Much like everyone else, terrorists aim to achieve an objective.  They are not extra-rational, off-the-charts insane, quite often the contrary.  They are capable of some rather cold calculation.  The colder the better (for them).  The immediate objective of most terrorist acts is to bring violence upon people.  Who the people are doesn't necessarily matter.  But the second objective of the terrorist is that the response to their terrorism further their cause.  So if terrorists from region x or ethnicity y or religion z kill a bunch of people of a different region, ethnicity, or religion, they want as their second objective indiscriminate violence to be brought upon them and their non-terrorist fellows.  That violence will create more sympathy for their cause, more terrorists, and so forth.  Why?  Because that violence (1) legitimizes their cause; (2) treats them as combatants, in a war, which is what they want.  Someone explain this to that maniac Bill Kristol, who just does not get it.  He writes:

Consider first an op-ed article in Sunday’s Los Angeles Times by Martha Nussbaum, a well-known professor of law and ethics at the University of Chicago. The article was headlined “Terrorism in India has many faces.” But one face that Nussbaum fails to mention specifically is that of Lashkar-e-Taiba, the Islamic terror group originating in Pakistan that seems to have been centrally involved in the attack on Mumbai.

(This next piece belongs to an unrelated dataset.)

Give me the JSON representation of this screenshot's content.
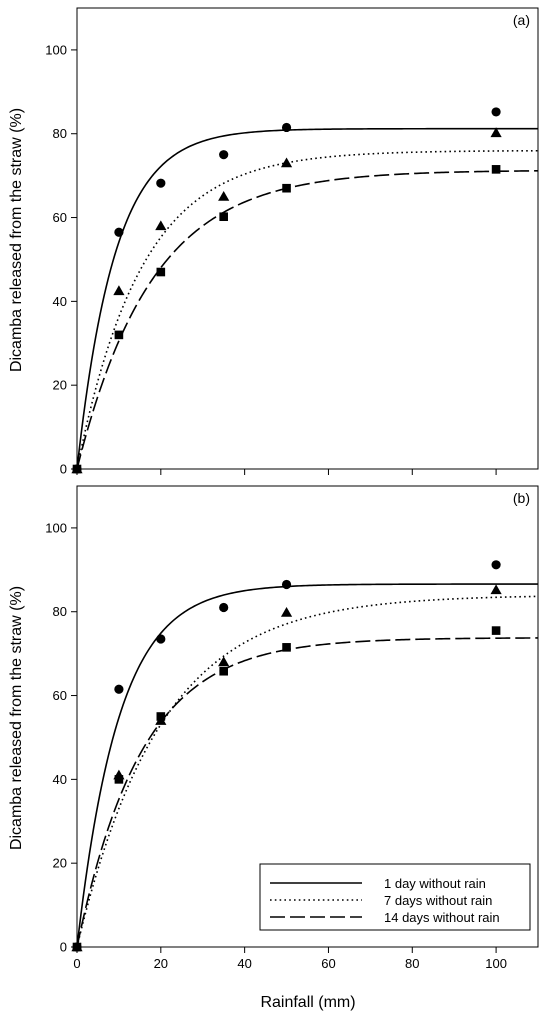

This is because Nussbaum’s main concern is not explaining or curbing Islamic terror. Rather, she writes that “if, as now seems likely, last week’s terrible events in Mumbai were the work of Islamic terrorists, that’s more bad news for India’s minority Muslim population.” She deplores past acts of Hindu terror against India’s Muslims. She worries about Muslim youths being rounded up on suspicion of terrorism with little or no evidence. And she notes that this is “an analogue to the current ugly phenomenon of racial profiling in the United States.”

Quite the contrary.  Nussbaum's goal, unlike Kristol's, is not to create more terrorists by treating every muslim as complicit in the actions a few.  Kristol's bloodthirsty cluelessness is in even greater evidence in the following passage:

Jim Leach is also a professor, at Princeton, but he’s better known as a former moderate Republican congressman from Iowa who supported Barack Obama this year. His contribution over the weekend was to point out on Politico.com that “the Mumbai catastrophe underscores the importance of vocabulary.” This wouldn’t have been my first thought. But Leach believes it’s very important that we consider the Mumbai attack not as an act of “war” but as an act of “barbarism.”

Why? “The former implies a cause: a national or tribal or ethnic rationale that infuses a sacrificial action with some group’s view of heroism; the latter is an assault on civilized values, everyone’s. … To the degree barbarism is a part of the human condition, Mumbai must be understood not just as an act related to a particular group but as an outbreak of pent-up irrationality that can occur anywhere, anytime. … It may be true that the perpetrators viewed themselves as somehow justified in attacking Indians and visiting foreigners, particularly perhaps Americans, British and Israeli nationals. But a response that is the least nationalistic is likely to be the most effective.”

If, as Leach says, “it may be true” the perpetrators viewed themselves as justified in their attacks, doesn’t this mean that they did in fact have a “rationale” that “infused” their action?

Leach's point is that these terrorists should not be characterized as legitimate political agents involved in a war with the West of us.  Of course they have a rationale, and a purpose, but it's one that ought not to be entertained by granting them privilege of our bombs.